In patients who have significant gastrointestinal problems, MTX can be administered by self-injection. Patients who continue to have nausea associated with MTX may get some relief with an H2 blocker or proton-pump inhibitor. This drug is usually cycled in a weekly manner with MTX; it is used at 3 tablets per week, including the evening before, the day of, and the morning after the weekly MTX dose.
Folic acid at a dose of 1 mg/day should be given routinely to all patients taking MTX. The dose may be increased to 5 mg/day as needed, on the basis of reporting of residual symptoms.
Folinic acid should only be used in patients who have not had a satisfactory response to folic acid. Folinic acid is considerably more expensive than folic acid, and dosing is critical in both preventing toxicity and maintaining the efficacy of MTX. A typical dose is 2.5-5 mg given once weekly, 8-12 hours after MTX administration.
In addition to arthralgias, mild myopathy with little biochemical or histologic change is a common feature of systemic sclerosis. A smaller group of patients have an inflammatory myopathy. In the latter group, proximal weakness and other features, such as elevation of serum muscle enzymes (creatine kinase, aldolase, and aminotransferases), abnormal electromyography, magnetic resonance imaging, and muscle biopsy findings, are indistinguishable from idiopathic inflammatory myopathy (polymyositis). The treatment of myopathy in either dermatomyositis or PSS includes MTX, azathioprine, or other DMARDs.
Common toxicities associated with MTX include gastrointestinal problems such as nausea, stomach upset, and loose stools; stomatitis or soreness of the mouth; macular punctate rash that usually occurs on the extremities; central nervous system problems including headache, fatigue, or impaired ability to concentrate; alopecia; and fever.

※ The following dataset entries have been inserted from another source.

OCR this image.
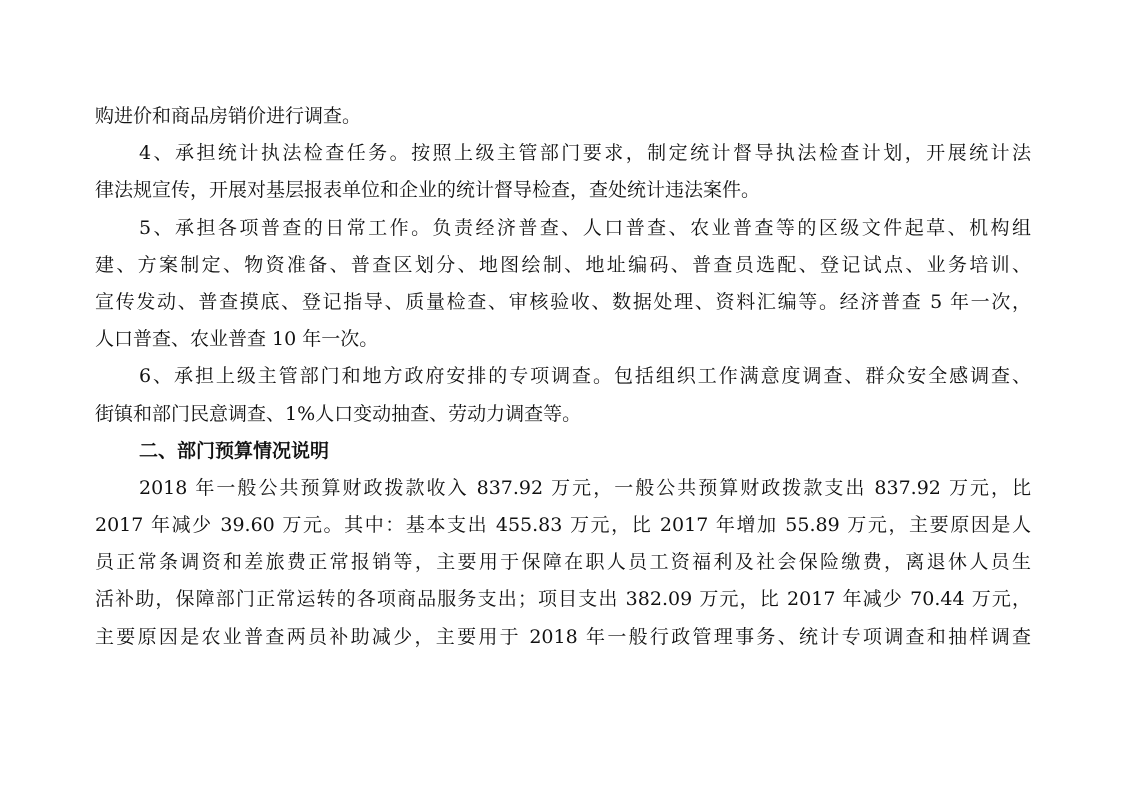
购进价和商品房销价进行调查。
4、承担统计执法检查任务。按照上级主管部门要求，制定统计督导执法检查计划，开展统计法
律法规宣传，开展对基层报表单位和企业的统计督导检查，查处统计违法案件。
5、承担各项普查的日常工作。负责经济普查、人口普查、农业普查等的区级文件起草、机构组
建、方案制定、物资准备、普查区划分、地图绘制、地址编码、普查员选配、登记试点、业务培训、
宣传发动、普查摸底、登记指导、质量检查、审核验收、数据处理、资料汇编等。经济普查 5 年一次，
人口普查、农业普查 10 年一次。
6、承担上级主管部门和地方政府安排的专项调查。包括组织工作满意度调查、群众安全感调查、
街镇和部门民意调查、1%人口变动抽查、劳动力调查等。
二、部门预算情况说明
2018 年一般公共预算财政拨款收入 837.92 万元，一般公共预算财政拨款支出 837.92 万元，比
2017 年减少 39.60 万元。其中：基本支出 455.83 万元，比 2017 年增加 55.89 万元，主要原因是人
员正常条调资和差旅费正常报销等，主要用于保障在职人员工资福利及社会保险缴费，离退休人员生
活补助，保障部门正常运转的各项商品服务支出；项目支出 382.09 万元，比 2017 年减少 70.44 万元，
主要原因是农业普查两员补助减少，主要用于 2018 年一般行政管理事务、统计专项调查和抽样调查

MTX hepatotoxicity is perhaps the most common serious side effect. MTX can induce a variety of histologic changes, including steatosis, stellate (Ito) cell hypertrophy, anisonucleosis (nuclei of varying sizes), and hepatic fibrosis.
In addition, MTX-induced interstitial lung disease (ILD) could potentially mimic the ILD associated with PSS. ILD is most likely to occur within the first 2 years of MTX therapy, and the index of suspicion should be increased during this period. The drug should be temporarily discontinued and a chest radiograph should be performed in any patient who complains of nonproductive cough and dyspnea without other symptoms of a viral illness. MTX should be permanently discontinued in a patient with respiratory symptoms and a new interstitial pattern on chest radiograph; such patients can be started on another DMARD, such as azathioprine. A course of corticosteroids may be beneficial in patients with severe reaction to DMARDs (with careful attention to the possibility of provoking scleroderma renal crisis).
Hematologic toxicity in association with MTX includes macrocytic red blood cells, but a more serious abnormality is the development of pancytopenia. In an attempt to prevent these complications, the American College of Rheumatology suggests that a routine peripheral blood count should be performed every 3 months while on MTX.